LEWISTON – The relationship between the Porter Cup and Canada is easy to understand from a seat on the back patio of Niagara Falls Country Club.
From high atop the Niagara escarpment, there’s a can’t-take-your-eyes-off-it view of the Niagara River below snaking between two countries.
It’s enough to make you want to tee up a Titleist and take a shot at landing a ball in Queenston.
Last year, after Ontario’s Taylor Pendrith ended a 28-year drought for Canadian men by winning the tournament, an impromptu version of “O Canada” broke out as he accepted the trophy.
It might be time to cue up the chorus again.
Four of the top five spots on the leader board after two rounds of the Women’s Porter Cup are occupied by our northern neighbors, including leader Jennifer Ha, a 20-year-old from Calgary.
She shot a sparkling round of 6-under 65 Thursday that included two eagles, giving her a two-round total of 8-under 134 and opening a three-shot lead over 21-year-old Brittany Marchand of Mono, Ont., – her teammate on the Canadian national women’s amateur team.

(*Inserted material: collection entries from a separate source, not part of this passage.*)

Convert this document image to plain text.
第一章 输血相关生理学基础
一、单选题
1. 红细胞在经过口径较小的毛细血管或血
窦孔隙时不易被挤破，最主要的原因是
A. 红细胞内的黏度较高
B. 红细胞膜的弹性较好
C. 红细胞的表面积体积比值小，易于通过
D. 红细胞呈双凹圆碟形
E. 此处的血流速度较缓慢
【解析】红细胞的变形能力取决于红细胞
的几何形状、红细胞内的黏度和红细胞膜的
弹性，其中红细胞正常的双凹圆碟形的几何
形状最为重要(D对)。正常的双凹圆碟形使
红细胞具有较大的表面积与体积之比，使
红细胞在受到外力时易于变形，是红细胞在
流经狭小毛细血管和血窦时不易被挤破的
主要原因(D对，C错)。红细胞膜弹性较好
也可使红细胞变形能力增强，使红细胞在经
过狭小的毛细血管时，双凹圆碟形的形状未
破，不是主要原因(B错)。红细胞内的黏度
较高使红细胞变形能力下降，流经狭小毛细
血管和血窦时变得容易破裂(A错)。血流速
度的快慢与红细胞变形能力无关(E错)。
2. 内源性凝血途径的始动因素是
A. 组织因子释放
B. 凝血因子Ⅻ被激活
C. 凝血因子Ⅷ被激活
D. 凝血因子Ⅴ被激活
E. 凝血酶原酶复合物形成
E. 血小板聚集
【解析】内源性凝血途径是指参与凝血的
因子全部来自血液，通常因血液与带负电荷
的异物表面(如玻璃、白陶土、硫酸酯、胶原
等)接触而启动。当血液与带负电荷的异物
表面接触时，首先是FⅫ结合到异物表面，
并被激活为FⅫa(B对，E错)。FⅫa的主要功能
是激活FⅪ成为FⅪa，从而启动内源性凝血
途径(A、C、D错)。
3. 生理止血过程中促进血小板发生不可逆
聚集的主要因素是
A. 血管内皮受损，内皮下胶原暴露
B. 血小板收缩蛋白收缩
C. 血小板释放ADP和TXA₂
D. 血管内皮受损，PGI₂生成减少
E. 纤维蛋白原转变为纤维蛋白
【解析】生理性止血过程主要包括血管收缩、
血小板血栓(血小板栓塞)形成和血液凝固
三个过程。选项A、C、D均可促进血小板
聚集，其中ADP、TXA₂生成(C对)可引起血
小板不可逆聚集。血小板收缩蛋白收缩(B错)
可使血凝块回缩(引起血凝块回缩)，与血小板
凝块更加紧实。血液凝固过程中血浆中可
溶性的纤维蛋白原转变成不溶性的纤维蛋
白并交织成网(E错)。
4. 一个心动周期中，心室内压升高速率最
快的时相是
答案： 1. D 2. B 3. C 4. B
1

“With the welcome we’ve had, we’ve certainly not been treated as outsiders, but as locals,” said Tristan Mullally, the Canadian national women’s team coach.
Ha certainly looked at home Thursday, running off nine straight pars to open her second round before carding 30 on the way in. Her score of 65 matched the Women’s Porter Cup record set in the inaugural event by champion Casie Cathrea, who has since turned professional.
“I hit my woods really solid today, so it gave me a lot of opportunities, especially on the par 5s,” Ha said.
She took advantage of those on the back nine twice, first at No. 12. After a solid drive split the fairway, Ha knocked a 20-degree hybrid to within 6 feet and then converted the downhill eagle putt.
On No. 17, which plays as a par 4 for the men and has been converted this week to a par 5, she again reached the green in two after a solid drive and another fairway wood. She then converted a 20-foot eagle putt.
“I don’t think I’ve ever made two eagles in one round,” she said afterward with a beaming smile. “It was pretty awesome.”
There are five members of the Canadian women’s amateur team competing this week. All are in the top 100 of the World Golf Amateur Ranking, and all are in the top eight of the leader board through two rounds.
Marchand shot a 3-under 68 Friday for a two-round total of 5-under 137. They’ll be joined in today’s final threesome by 17-year-old Princess Superal of the Philippines, who is at 4-under 138 after a round of 3-under 68 Friday.
Team Canada members Augusta James and Brooke Henderson, the world’s No. 3 amateur player, are in the penultimate group today after rounds of 1-under 70 and 3-under 68, respectively.
“Having seen this event last year … we knew this is something we wanted to support,” Mullally said. “The club here has been awesome. They’re experts at what they do here. It’s really easy for us to just come in, practice, and do our thing.
“It’s a tournament that we know is going to be great in the future. It is already, but it’s going to grow and get better. It’s good to be at the grass-roots of it and get on board now.”
When the men’s event started in 1959, it wasn’t even known as the Porter Cup. It was called the International Invitational, a name that suggested its proximity to the border.
“Canadians go back as far as the tournament does,” said men’s Porter Cup director Steve Denn, who’s spent this week caddying for Henderson. “They’re obviously right next to us, so it just makes sense. … Hopefully they’re going to enjoy their experience and it becomes something where we get them to come down every year.”
The low Western New Yorker in the 65-player field through two rounds is Clarence’s Cat Peters. She’s at 8-over 150 after a round of 3-over 74 Friday.